Tuttavia la sfida del Quirinale e il suo esito potrebbe cambiare tutto. Già adesso i partiti si stanno frammentando e i poli ridisegnando. Pino Pisicchio, decano di Montecitorio di antica scuola Dc, ha notato i sommovimenti: “Questa legislatura segnala fin dal suo inizio la particolarità di una maggioranza che si allarga a parte dell’opposizione”. Il presidente del gruppo Misto della Camera ha avanzato una previsione: “La sensazione è che dopo l’elezione del capo dello Stato le già mutevoli geografie parlamentari siano destinate a cambiare nuovamente”. Per il Quirinale ha scommesso “su Padoan e Visco perché hanno una credibilità internazionale sui delicati temi della crisi economica”.

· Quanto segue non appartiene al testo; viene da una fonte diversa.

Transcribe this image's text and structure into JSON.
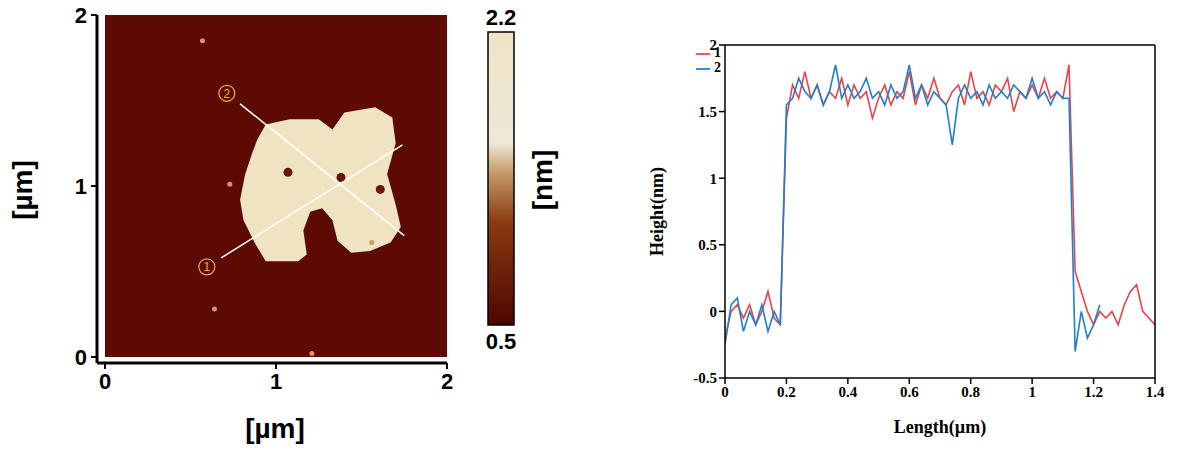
{
  "chart_data": [
    {
      "type": "image",
      "xlabel": "[µm]",
      "ylabel": "[µm]",
      "xlim": [
        0,
        2
      ],
      "ylim": [
        0,
        2
      ],
      "xticks": [
        0,
        1,
        2
      ],
      "yticks": [
        0,
        1,
        2
      ],
      "colorbar": {
        "range": [
          0.5,
          2.2
        ],
        "ticks": [
          0.5,
          2.2
        ],
        "label": "[nm]"
      },
      "flake": [
        [
          0.94,
          1.36
        ],
        [
          1.08,
          1.39
        ],
        [
          1.25,
          1.39
        ],
        [
          1.33,
          1.33
        ],
        [
          1.4,
          1.43
        ],
        [
          1.58,
          1.46
        ],
        [
          1.68,
          1.4
        ],
        [
          1.7,
          1.25
        ],
        [
          1.65,
          1.07
        ],
        [
          1.7,
          0.89
        ],
        [
          1.73,
          0.76
        ],
        [
          1.67,
          0.67
        ],
        [
          1.55,
          0.62
        ],
        [
          1.44,
          0.61
        ],
        [
          1.36,
          0.68
        ],
        [
          1.33,
          0.8
        ],
        [
          1.27,
          0.87
        ],
        [
          1.2,
          0.85
        ],
        [
          1.16,
          0.74
        ],
        [
          1.18,
          0.6
        ],
        [
          1.13,
          0.56
        ],
        [
          0.94,
          0.56
        ],
        [
          0.88,
          0.66
        ],
        [
          0.81,
          0.8
        ],
        [
          0.79,
          0.92
        ],
        [
          0.82,
          1.07
        ],
        [
          0.86,
          1.19
        ],
        [
          0.89,
          1.27
        ]
      ],
      "holes": [
        [
          1.07,
          1.08
        ],
        [
          1.38,
          1.05
        ],
        [
          1.61,
          0.98
        ]
      ],
      "particles": [
        [
          0.57,
          1.85
        ],
        [
          0.73,
          1.01
        ],
        [
          1.56,
          0.67
        ],
        [
          0.64,
          0.28
        ],
        [
          1.21,
          0.02
        ]
      ],
      "profile_lines": [
        {
          "label": "1",
          "from": [
            0.68,
            0.58
          ],
          "to": [
            1.74,
            1.24
          ]
        },
        {
          "label": "2",
          "from": [
            0.79,
            1.48
          ],
          "to": [
            1.75,
            0.71
          ]
        }
      ]
    },
    {
      "type": "line",
      "xlabel": "Length(µm)",
      "ylabel": "Height(nm)",
      "xlim": [
        0,
        1.4
      ],
      "ylim": [
        -0.5,
        2
      ],
      "xticks": [
        0,
        0.2,
        0.4,
        0.6,
        0.8,
        1,
        1.2,
        1.4
      ],
      "yticks": [
        -0.5,
        0,
        0.5,
        1,
        1.5,
        2
      ],
      "legend": "top-left",
      "series": [
        {
          "name": "1",
          "color": "#e8434b",
          "x": [
            0,
            0.02,
            0.04,
            0.06,
            0.08,
            0.1,
            0.12,
            0.14,
            0.16,
            0.18,
            0.2,
            0.22,
            0.24,
            0.26,
            0.28,
            0.3,
            0.32,
            0.34,
            0.36,
            0.38,
            0.4,
            0.42,
            0.44,
            0.46,
            0.48,
            0.5,
            0.52,
            0.54,
            0.56,
            0.58,
            0.6,
            0.62,
            0.64,
            0.66,
            0.68,
            0.7,
            0.72,
            0.74,
            0.76,
            0.78,
            0.8,
            0.82,
            0.84,
            0.86,
            0.88,
            0.9,
            0.92,
            0.94,
            0.96,
            0.98,
            1.0,
            1.02,
            1.04,
            1.06,
            1.08,
            1.1,
            1.12,
            1.14,
            1.16,
            1.18,
            1.2,
            1.22,
            1.24,
            1.26,
            1.28,
            1.3,
            1.32,
            1.34,
            1.36,
            1.38,
            1.4
          ],
          "values": [
            -0.2,
            0.0,
            0.05,
            -0.05,
            0.05,
            -0.1,
            0.0,
            0.15,
            -0.05,
            -0.1,
            1.45,
            1.7,
            1.6,
            1.8,
            1.6,
            1.7,
            1.55,
            1.65,
            1.6,
            1.75,
            1.55,
            1.7,
            1.6,
            1.65,
            1.45,
            1.6,
            1.7,
            1.55,
            1.65,
            1.6,
            1.8,
            1.55,
            1.7,
            1.6,
            1.75,
            1.6,
            1.55,
            1.65,
            1.7,
            1.55,
            1.8,
            1.6,
            1.65,
            1.55,
            1.7,
            1.65,
            1.75,
            1.5,
            1.65,
            1.6,
            1.7,
            1.6,
            1.75,
            1.6,
            1.65,
            1.6,
            1.85,
            0.3,
            0.15,
            0.0,
            -0.1,
            0.0,
            -0.05,
            0.0,
            -0.1,
            0.05,
            0.15,
            0.2,
            0.0,
            -0.05,
            -0.1
          ]
        },
        {
          "name": "2",
          "color": "#1f7fcf",
          "x": [
            0,
            0.02,
            0.04,
            0.06,
            0.08,
            0.1,
            0.12,
            0.14,
            0.16,
            0.18,
            0.2,
            0.22,
            0.24,
            0.26,
            0.28,
            0.3,
            0.32,
            0.34,
            0.36,
            0.38,
            0.4,
            0.42,
            0.44,
            0.46,
            0.48,
            0.5,
            0.52,
            0.54,
            0.56,
            0.58,
            0.6,
            0.62,
            0.64,
            0.66,
            0.68,
            0.7,
            0.72,
            0.74,
            0.76,
            0.78,
            0.8,
            0.82,
            0.84,
            0.86,
            0.88,
            0.9,
            0.92,
            0.94,
            0.96,
            0.98,
            1.0,
            1.02,
            1.04,
            1.06,
            1.08,
            1.1,
            1.12,
            1.14,
            1.16,
            1.18,
            1.2,
            1.22
          ],
          "values": [
            -0.25,
            0.05,
            0.1,
            -0.15,
            0.0,
            -0.1,
            0.05,
            -0.15,
            0.0,
            -0.1,
            1.55,
            1.6,
            1.75,
            1.65,
            1.6,
            1.7,
            1.55,
            1.65,
            1.85,
            1.6,
            1.7,
            1.6,
            1.65,
            1.75,
            1.6,
            1.65,
            1.55,
            1.7,
            1.6,
            1.65,
            1.85,
            1.6,
            1.7,
            1.55,
            1.65,
            1.6,
            1.55,
            1.25,
            1.6,
            1.7,
            1.6,
            1.65,
            1.55,
            1.7,
            1.6,
            1.65,
            1.6,
            1.7,
            1.65,
            1.6,
            1.75,
            1.6,
            1.65,
            1.55,
            1.65,
            1.6,
            1.6,
            -0.3,
            0.0,
            -0.2,
            -0.1,
            0.05
          ]
        }
      ]
    }
  ]
}
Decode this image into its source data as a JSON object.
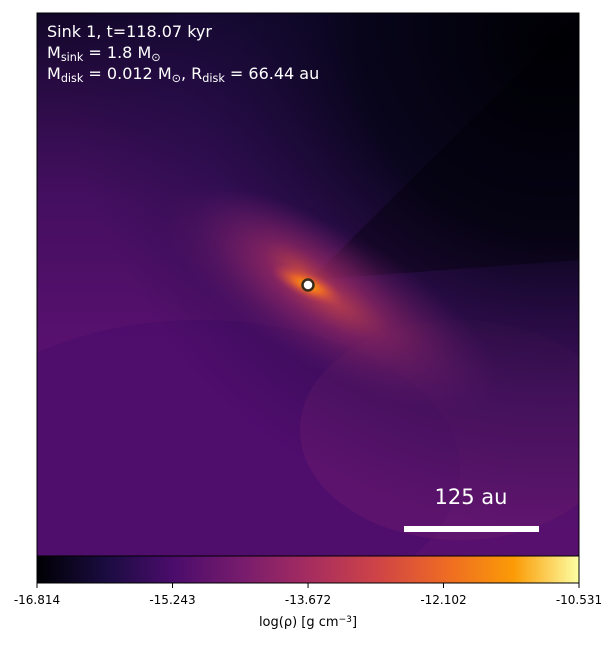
{
  "chart_data": {
    "type": "image",
    "annotations": [
      [
        {
          "text": "Sink 1, t=118.07 kyr"
        }
      ],
      [
        {
          "text": "M"
        },
        {
          "sub": "sink"
        },
        {
          "text": " = 1.8 M"
        },
        {
          "sub": "⊙"
        }
      ],
      [
        {
          "text": "M"
        },
        {
          "sub": "disk"
        },
        {
          "text": " = 0.012 M"
        },
        {
          "sub": "⊙"
        },
        {
          "text": ", R"
        },
        {
          "sub": "disk"
        },
        {
          "text": " = 66.44 au"
        }
      ]
    ],
    "scale_bar": "125 au",
    "colorbar": {
      "label": [
        {
          "text": "log(ρ) [g cm"
        },
        {
          "sup": "−3"
        },
        {
          "text": "]"
        }
      ],
      "lim": [
        -16.814,
        -10.531
      ],
      "ticks": [
        -16.814,
        -15.243,
        -13.672,
        -12.102,
        -10.531
      ]
    }
  }
}
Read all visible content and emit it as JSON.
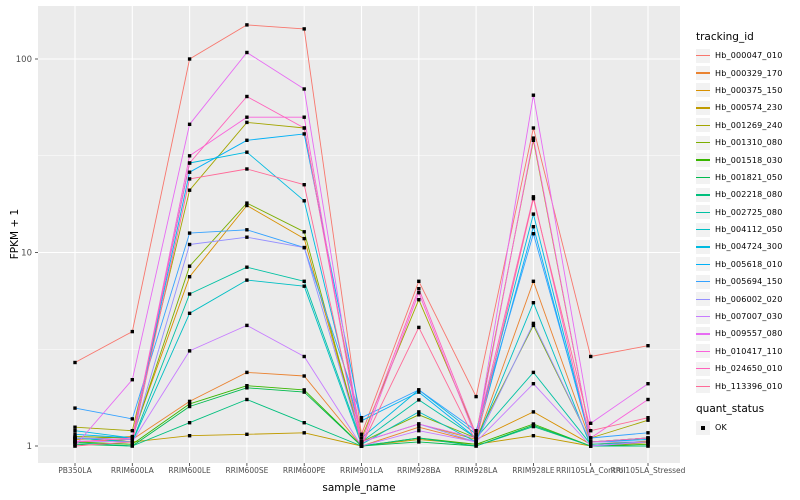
{
  "chart_data": {
    "type": "line",
    "title": "",
    "xlabel": "sample_name",
    "ylabel": "FPKM + 1",
    "y_scale": "log10",
    "y_ticks": [
      1,
      10,
      100
    ],
    "y_minor_ticks": [
      3.1623,
      31.6228
    ],
    "ylim_log10": [
      -0.088,
      2.274
    ],
    "grid": true,
    "legend_position": "right",
    "marker": "black-square",
    "x_categories": [
      "PB350LA",
      "RRIM600LA",
      "RRIM600LE",
      "RRIM600SE",
      "RRIM600PE",
      "RRIM901LA",
      "RRIM928BA",
      "RRIM928LA",
      "RRIM928LE",
      "RRII105LA_Control",
      "RRII105LA_Stressed"
    ],
    "series": [
      {
        "name": "Hb_000047_010",
        "color": "#F8766D",
        "values": [
          2.7,
          3.9,
          100,
          150,
          143,
          1.15,
          7.1,
          1.8,
          44,
          2.9,
          3.3
        ]
      },
      {
        "name": "Hb_000329_170",
        "color": "#EA8331",
        "values": [
          1.05,
          1.08,
          1.7,
          2.4,
          2.3,
          1.0,
          1.25,
          1.05,
          7.1,
          1.05,
          1.1
        ]
      },
      {
        "name": "Hb_000375_150",
        "color": "#D89000",
        "values": [
          1.08,
          1.12,
          7.5,
          17.5,
          11.8,
          1.05,
          1.3,
          1.08,
          1.5,
          1.02,
          1.06
        ]
      },
      {
        "name": "Hb_000574_230",
        "color": "#C09B00",
        "values": [
          1.1,
          1.05,
          1.13,
          1.15,
          1.17,
          1.0,
          1.08,
          1.02,
          1.13,
          1.0,
          1.04
        ]
      },
      {
        "name": "Hb_001269_240",
        "color": "#A3A500",
        "values": [
          1.25,
          1.2,
          21,
          47,
          44,
          1.1,
          5.7,
          1.15,
          38,
          1.1,
          1.36
        ]
      },
      {
        "name": "Hb_001310_080",
        "color": "#7CAE00",
        "values": [
          1.12,
          1.1,
          8.5,
          18,
          12.8,
          1.05,
          1.45,
          1.1,
          4.2,
          1.05,
          1.1
        ]
      },
      {
        "name": "Hb_001518_030",
        "color": "#39B600",
        "values": [
          1.05,
          1.02,
          1.65,
          2.05,
          1.95,
          1.0,
          1.1,
          1.02,
          1.3,
          1.0,
          1.02
        ]
      },
      {
        "name": "Hb_001821_050",
        "color": "#00BB4E",
        "values": [
          1.02,
          1.0,
          1.6,
          2.0,
          1.9,
          1.0,
          1.05,
          1.0,
          1.28,
          1.0,
          1.0
        ]
      },
      {
        "name": "Hb_002218_080",
        "color": "#00BF7D",
        "values": [
          1.04,
          1.0,
          1.32,
          1.74,
          1.32,
          1.0,
          1.1,
          1.0,
          1.26,
          1.0,
          1.0
        ]
      },
      {
        "name": "Hb_002725_080",
        "color": "#00C1A3",
        "values": [
          1.1,
          1.05,
          6.1,
          8.4,
          7.1,
          1.05,
          1.73,
          1.1,
          2.4,
          1.02,
          1.05
        ]
      },
      {
        "name": "Hb_004112_050",
        "color": "#00BFC4",
        "values": [
          1.1,
          1.05,
          4.85,
          7.2,
          6.7,
          1.02,
          1.5,
          1.05,
          5.5,
          1.0,
          1.05
        ]
      },
      {
        "name": "Hb_004724_300",
        "color": "#00BAE0",
        "values": [
          1.2,
          1.1,
          29,
          33,
          18.5,
          1.1,
          1.95,
          1.15,
          15.8,
          1.05,
          1.1
        ]
      },
      {
        "name": "Hb_005618_010",
        "color": "#00B0F6",
        "values": [
          1.15,
          1.1,
          26,
          38,
          41,
          1.35,
          1.9,
          1.1,
          13.6,
          1.05,
          1.08
        ]
      },
      {
        "name": "Hb_005694_150",
        "color": "#35A2FF",
        "values": [
          1.57,
          1.38,
          12.6,
          13.1,
          10.6,
          1.4,
          1.95,
          1.2,
          12.5,
          1.1,
          1.17
        ]
      },
      {
        "name": "Hb_006002_020",
        "color": "#9590FF",
        "values": [
          1.1,
          1.08,
          11,
          12,
          10.6,
          1.05,
          1.3,
          1.05,
          4.3,
          1.05,
          1.05
        ]
      },
      {
        "name": "Hb_007007_030",
        "color": "#C77CFF",
        "values": [
          1.06,
          1.05,
          3.1,
          4.2,
          2.9,
          1.0,
          1.2,
          1.05,
          2.1,
          1.0,
          1.05
        ]
      },
      {
        "name": "Hb_009557_080",
        "color": "#E76BF3",
        "values": [
          1.0,
          2.2,
          46,
          108,
          70,
          1.05,
          1.3,
          1.1,
          65,
          1.31,
          2.1
        ]
      },
      {
        "name": "Hb_010417_110",
        "color": "#FA62DB",
        "values": [
          1.05,
          1.1,
          31.6,
          50,
          50,
          1.0,
          6.2,
          1.1,
          39,
          1.1,
          1.74
        ]
      },
      {
        "name": "Hb_024650_010",
        "color": "#FF62BC",
        "values": [
          1.05,
          1.1,
          29,
          64,
          44,
          1.05,
          6.5,
          1.15,
          19.4,
          1.05,
          1.1
        ]
      },
      {
        "name": "Hb_113396_010",
        "color": "#FF6A98",
        "values": [
          1.0,
          1.05,
          24,
          27,
          22.4,
          1.0,
          4.1,
          1.05,
          19,
          1.2,
          1.4
        ]
      }
    ]
  },
  "legend": {
    "tracking_title": "tracking_id",
    "quant_title": "quant_status",
    "quant_label": "OK"
  },
  "colors": {
    "background": "#FFFFFF",
    "panel": "#EBEBEB",
    "grid": "#FFFFFF",
    "axis_text": "#4D4D4D",
    "tick_mark": "#333333",
    "title_text": "#000000",
    "legend_key_bg": "#F2F2F2",
    "point": "#000000"
  }
}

È possibile un rimpasto di governo o la nascita di un nuovo esecutivo Renzi, sostenuto da una maggioranza di “larghe intese” comprendente l’ex Cavaliere, come avvenne già nel 2013 con la fiducia al ministero guidato da Enrico Letta. Il capogruppo di Forza Italia al Senato oggi, però, ha frenato: è “improbabile” l’appoggio esterno al governo.

Scomporre per ricomporre. Molto dipenderà dalle mosse e dai rapporti di forza che usciranno dalla battaglia per il Quirinale. Robert De Niro, ispettore di polizia nel film La doppia identità, dice: “Molti rispettano il distintivo, tutti la pistola”.